Unsupervised Learning for Physical Interaction through Video Prediction

Authors: Chelsea Finn, Ian Goodfellow, Sergey Levine

NeurIPS 2016 | Conference PDF | Archive PDF | Plain Text | LLM Run Details

Reproducibility Variable Result LLM Response
Research Type Experimental Our experiments show that our proposed method produces more accurate video predictions both quantitatively and qualitatively, when compared to prior methods.
Researcher Affiliation Collaboration Chelsea Finn UC Berkeley cbfinn@eecs.berkeley.edu Ian Goodfellow Open AI ian@openai.com Sergey Levine Google Brain UC Berkeley slevine@google.com Work was done while the author was at Google Brain.
Pseudocode No The paper does not contain structured pseudocode or algorithm blocks.
Open Source Code Yes The dataset, video results, and code are all available online: sites.google.com/site/robotprediction.
Open Datasets Yes We collected a new dataset using 10 robotic arms, shown in Figure 2, pushing hundreds of objects in bins, amounting to 57,000 interaction sequences with 1.5 million video frames.
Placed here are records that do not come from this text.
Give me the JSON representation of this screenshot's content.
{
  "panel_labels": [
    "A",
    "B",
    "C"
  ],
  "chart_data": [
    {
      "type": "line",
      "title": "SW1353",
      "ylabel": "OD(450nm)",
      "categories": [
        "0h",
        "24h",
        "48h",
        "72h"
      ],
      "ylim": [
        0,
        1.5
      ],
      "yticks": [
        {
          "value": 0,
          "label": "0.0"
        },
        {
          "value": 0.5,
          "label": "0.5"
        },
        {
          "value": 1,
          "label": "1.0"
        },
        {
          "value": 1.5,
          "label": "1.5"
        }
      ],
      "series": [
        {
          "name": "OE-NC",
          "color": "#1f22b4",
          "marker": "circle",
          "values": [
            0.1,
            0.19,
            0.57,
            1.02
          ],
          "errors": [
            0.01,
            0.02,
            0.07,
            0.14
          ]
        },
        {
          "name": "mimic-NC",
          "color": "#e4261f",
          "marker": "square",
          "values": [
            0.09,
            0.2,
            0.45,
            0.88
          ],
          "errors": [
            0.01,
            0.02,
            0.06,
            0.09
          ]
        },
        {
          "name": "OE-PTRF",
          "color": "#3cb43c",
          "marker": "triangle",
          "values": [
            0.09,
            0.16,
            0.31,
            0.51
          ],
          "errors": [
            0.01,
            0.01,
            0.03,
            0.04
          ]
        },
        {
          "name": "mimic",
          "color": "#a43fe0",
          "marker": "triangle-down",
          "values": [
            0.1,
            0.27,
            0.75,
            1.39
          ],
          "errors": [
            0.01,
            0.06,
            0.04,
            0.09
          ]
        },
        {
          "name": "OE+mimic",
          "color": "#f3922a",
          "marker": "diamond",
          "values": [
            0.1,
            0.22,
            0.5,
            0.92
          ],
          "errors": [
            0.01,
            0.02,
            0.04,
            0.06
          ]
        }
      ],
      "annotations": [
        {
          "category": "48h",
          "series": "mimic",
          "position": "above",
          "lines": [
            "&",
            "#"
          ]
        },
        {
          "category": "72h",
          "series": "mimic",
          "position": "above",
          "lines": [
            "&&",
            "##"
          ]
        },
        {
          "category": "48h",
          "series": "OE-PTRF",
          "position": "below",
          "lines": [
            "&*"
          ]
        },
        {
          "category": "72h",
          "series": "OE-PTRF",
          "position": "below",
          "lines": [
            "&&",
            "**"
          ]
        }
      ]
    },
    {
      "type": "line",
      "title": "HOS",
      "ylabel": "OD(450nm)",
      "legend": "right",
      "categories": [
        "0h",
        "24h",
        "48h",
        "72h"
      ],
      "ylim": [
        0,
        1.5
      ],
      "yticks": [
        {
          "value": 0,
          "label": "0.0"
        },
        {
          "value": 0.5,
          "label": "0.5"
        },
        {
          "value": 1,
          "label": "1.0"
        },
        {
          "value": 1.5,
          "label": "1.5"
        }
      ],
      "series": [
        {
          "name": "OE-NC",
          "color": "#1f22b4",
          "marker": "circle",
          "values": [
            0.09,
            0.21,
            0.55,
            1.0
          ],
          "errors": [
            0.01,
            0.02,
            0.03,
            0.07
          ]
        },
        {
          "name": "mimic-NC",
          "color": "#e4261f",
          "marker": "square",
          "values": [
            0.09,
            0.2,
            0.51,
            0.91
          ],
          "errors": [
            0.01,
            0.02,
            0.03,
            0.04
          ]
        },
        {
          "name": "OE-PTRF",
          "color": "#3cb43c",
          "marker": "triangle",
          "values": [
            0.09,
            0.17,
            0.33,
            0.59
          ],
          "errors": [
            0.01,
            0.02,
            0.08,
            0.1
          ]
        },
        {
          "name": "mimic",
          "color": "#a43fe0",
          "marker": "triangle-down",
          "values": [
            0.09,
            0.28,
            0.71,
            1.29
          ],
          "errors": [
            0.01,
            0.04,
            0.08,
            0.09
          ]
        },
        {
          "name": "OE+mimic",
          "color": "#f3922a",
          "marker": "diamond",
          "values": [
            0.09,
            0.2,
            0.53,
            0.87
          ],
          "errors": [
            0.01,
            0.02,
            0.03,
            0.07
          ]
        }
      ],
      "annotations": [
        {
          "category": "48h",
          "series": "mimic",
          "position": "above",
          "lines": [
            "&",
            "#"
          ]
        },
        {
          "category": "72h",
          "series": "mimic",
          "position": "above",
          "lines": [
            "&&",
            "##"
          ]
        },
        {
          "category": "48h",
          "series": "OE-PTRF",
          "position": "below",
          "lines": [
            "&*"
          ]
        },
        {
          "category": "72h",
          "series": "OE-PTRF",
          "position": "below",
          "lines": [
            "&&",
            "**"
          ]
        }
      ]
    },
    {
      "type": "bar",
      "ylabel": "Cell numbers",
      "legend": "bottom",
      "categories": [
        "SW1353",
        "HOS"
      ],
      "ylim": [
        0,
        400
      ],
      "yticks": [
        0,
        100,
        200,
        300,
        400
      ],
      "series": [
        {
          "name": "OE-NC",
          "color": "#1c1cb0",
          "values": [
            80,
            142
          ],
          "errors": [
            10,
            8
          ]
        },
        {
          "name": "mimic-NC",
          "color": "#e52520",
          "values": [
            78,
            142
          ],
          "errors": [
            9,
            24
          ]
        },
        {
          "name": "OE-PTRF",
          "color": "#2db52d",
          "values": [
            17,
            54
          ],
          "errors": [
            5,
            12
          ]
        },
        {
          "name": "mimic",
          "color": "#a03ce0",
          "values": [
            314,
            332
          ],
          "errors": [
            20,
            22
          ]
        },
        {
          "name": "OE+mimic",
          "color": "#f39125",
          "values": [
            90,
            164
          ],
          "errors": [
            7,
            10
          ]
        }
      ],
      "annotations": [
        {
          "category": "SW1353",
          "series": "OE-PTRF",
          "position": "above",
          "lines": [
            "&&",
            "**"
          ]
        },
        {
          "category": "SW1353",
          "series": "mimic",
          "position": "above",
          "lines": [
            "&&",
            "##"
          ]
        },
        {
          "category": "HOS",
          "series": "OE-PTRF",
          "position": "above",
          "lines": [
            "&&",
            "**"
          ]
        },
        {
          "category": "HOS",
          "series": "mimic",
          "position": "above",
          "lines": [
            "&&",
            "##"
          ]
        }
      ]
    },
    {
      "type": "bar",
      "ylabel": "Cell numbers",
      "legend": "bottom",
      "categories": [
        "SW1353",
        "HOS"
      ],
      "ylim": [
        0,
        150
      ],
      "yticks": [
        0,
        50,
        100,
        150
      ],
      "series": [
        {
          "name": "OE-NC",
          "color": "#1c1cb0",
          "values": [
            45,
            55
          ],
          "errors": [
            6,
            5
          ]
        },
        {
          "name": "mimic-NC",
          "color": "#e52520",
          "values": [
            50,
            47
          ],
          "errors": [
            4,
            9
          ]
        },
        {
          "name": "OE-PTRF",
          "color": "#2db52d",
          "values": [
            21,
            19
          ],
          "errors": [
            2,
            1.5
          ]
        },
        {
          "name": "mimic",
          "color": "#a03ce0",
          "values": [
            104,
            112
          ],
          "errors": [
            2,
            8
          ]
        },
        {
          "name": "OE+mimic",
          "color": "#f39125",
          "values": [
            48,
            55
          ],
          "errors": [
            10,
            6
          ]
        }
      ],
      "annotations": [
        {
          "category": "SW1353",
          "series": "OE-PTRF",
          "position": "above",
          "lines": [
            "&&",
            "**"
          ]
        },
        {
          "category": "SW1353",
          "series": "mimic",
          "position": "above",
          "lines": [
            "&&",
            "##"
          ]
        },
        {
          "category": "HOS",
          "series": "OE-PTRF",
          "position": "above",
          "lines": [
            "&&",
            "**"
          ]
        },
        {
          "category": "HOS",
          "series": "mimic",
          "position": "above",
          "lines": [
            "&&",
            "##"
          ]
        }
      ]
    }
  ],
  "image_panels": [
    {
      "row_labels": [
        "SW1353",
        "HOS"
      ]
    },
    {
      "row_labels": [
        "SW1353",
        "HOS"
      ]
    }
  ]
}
The dataset is publically available2. Further details on the data collection procedure are provided in Appendix A. (footnote 2: See http://sites.google.com/site/robotprediction) We also evaluate our model on predicting future video without actions. We chose the Human3.6M dataset, which consists of human actors performing various actions in a room.
Dataset Splits Yes We held out 5% of the training set for validation.
Hardware Specification No The paper does not provide specific hardware details (exact GPU/CPU models, processor types with speeds, memory amounts, or detailed computer specifications) used for running its experiments.
Software Dependencies No We trained all models using the Tensor Flow library [1], optimizing to convergence using ADAM [13] with the suggested hyperparameters. The paper mentions TensorFlow but does not specify a version number.
Experiment Setup Yes We trained all models using the Tensor Flow library [1], optimizing to convergence using ADAM [13] with the suggested hyperparameters. We trained for 8 future time steps for all recurrent models, and test for up to 18 time steps. We trained the networks using an l2 reconstruction loss. We trained all models on 5 of the human subjects, held out one subject for validation, and held out a different subject for the evaluations presented here. We subsampled the video down to 10 fps such that there was noticeable motion in the videos within reasonable time frames. Since the model is no longer conditioned on actions, we fed in 10 video frames and trained the network to produce the next 10 frames, corresponding to 1 second each. Our evaluation measures performance up to 20 timesteps into the future.